LONGORIA, RAUL L. (1921 ~ 2001). Raul L. Longoria, state legislator and district judge, was born February 22, 1921, in La Grulla, Starr County, Texas, to Andres and Maria Enriqueta Longoria. The sixth of seven children, he graduated from the La Grulla public schools and enlisted in the U. S. Army in 1942.
During World War II, Longoria served in the European Theater of Operations, until the end of the war when he was discharged in 1946. After returning home, he enrolled in the University of Texas at Austin, and, in 1947, married Earlene Moorman, of Gorham, Texas. After receiving his Bachelor of Business Arts degree from UT in 1950, he enrolled in the Universitys Law School and received a Doctor of Jurisprudence degree in 1952.
Following his graduation, the Longorias moved to the Rio Grande Valley, where he began practicing law in Edinburg, Hidalgo County. While there, he worked to improve the rights of Texas' Hispanic population, which, ultimately, led to his election to the Texas House of Representatives in 1959, and the Texas Senate in 1972.
As a member of the Legislature, Longoria continued to fight for Hispanic rights and the people of the Rio Grande Valley. He wrote and sponsored legislation that led to the improvement of higher education in South Texas and the protection of migrant workers. He also worked to improve labor, health, and educational issues throughout the state. His work in the Legislature provided opportunities for both economic and social advancements for South Texas.
In his last term in office, Longoria, along with 11 other senators, made national news when they left the Capitol in protest of a bill that would have changed the date of the presidential primary in Texas. The bill would have helped former governor John Connally in his campaign for President of the United States. The absent senators, who were dubbed the "Killer Bees" by Lieutenant Governor Bill Hobby, hid out in an Austin garage apartment for 13 days to prevent the Senate from obtaining a quorum, which was needed to introduce the bill for a vote. At the end of the 13 days, after successfully blocking the bill's introduction, Longoria and his colleagues returned to the Capitol and a heroes' welcome.
Following his 1980 election as judge of the 139th Judicial District of Texas, Longoria resigned his seat in the Senate. After taking office on January 2, 1981, he was reelected to that post three more times, 1984, 1988, and 1992, and served until 1994, when he retired from public office.

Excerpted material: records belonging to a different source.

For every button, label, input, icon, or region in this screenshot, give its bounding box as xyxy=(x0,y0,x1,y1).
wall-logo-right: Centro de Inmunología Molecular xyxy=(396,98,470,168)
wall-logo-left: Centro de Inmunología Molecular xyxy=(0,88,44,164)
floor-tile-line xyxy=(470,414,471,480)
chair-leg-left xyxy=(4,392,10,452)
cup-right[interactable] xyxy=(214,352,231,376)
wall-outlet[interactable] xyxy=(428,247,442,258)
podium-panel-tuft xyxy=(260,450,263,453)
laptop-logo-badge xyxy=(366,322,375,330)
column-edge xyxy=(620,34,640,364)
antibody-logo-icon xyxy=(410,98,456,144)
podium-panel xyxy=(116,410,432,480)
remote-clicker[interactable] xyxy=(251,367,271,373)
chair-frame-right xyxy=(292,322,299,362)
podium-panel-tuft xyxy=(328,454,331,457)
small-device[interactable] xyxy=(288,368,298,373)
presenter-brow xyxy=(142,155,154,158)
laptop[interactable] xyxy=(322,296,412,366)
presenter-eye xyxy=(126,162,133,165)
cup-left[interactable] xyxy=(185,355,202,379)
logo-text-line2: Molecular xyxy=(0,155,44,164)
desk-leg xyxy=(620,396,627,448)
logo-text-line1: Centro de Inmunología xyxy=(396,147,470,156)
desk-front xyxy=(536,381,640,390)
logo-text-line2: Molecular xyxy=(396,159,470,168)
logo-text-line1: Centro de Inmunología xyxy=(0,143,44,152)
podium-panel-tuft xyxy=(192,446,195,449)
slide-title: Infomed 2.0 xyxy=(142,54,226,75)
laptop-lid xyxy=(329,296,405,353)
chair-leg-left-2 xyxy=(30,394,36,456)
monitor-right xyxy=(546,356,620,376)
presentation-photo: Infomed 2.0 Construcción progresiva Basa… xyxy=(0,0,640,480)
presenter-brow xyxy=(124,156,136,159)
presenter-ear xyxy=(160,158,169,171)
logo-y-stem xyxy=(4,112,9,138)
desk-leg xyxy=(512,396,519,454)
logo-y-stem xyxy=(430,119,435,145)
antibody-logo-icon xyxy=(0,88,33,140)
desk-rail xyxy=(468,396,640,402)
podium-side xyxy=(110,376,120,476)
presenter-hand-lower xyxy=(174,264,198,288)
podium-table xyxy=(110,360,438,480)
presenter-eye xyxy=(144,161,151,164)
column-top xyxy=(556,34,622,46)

Throughout his 34 year career as a public official, Longoria received appointments to the Legislature's most powerful committees, House Appropriations and Senate Finance, and was elected President Pro Tempore of the Senate by his fellow colleagues during the 65th Session. During his tenure as President Pro Tem, he served as "Governor for a Day" on December 9, 1978. Also in 1978, Judge Longoria was honored by having a road in Hidalgo County named after him, as well as an elementary school in the Pharr-San Juan- Alamo School District. He also funded the Raul L. Longoria Scholarship Fund at the University of Texas at Pan American.
After leaving public office in 1994, Judge Longoria and his wife moved to Liberty, Texas. Suffering from congestive heart failure and acute pneumonia, he passed away in Houston's Methodist Hospital on May 7, 2001. Because of his service to the State of Texas, he was buried in the Texas State Cemetery three days later and was survived by his wife of 53 years, Earlene, his five children, Sam, Roy, Janiece, Elaine and Cecilia, and four grandchildren.
Information taken from:, Raul Longoria succumbs to illness, dies at 80, The Monitor, McAllen, Texas, May 8, 2001; Lawmaker became famous as a member of Killer Bees: Raul Longoria 1921 - 2001, Austin American-Statesman, May 9, 200; Obituary, Austin American-Statesman, May 10, 2001; Senate Resolution No. 1121, May 21, 2001.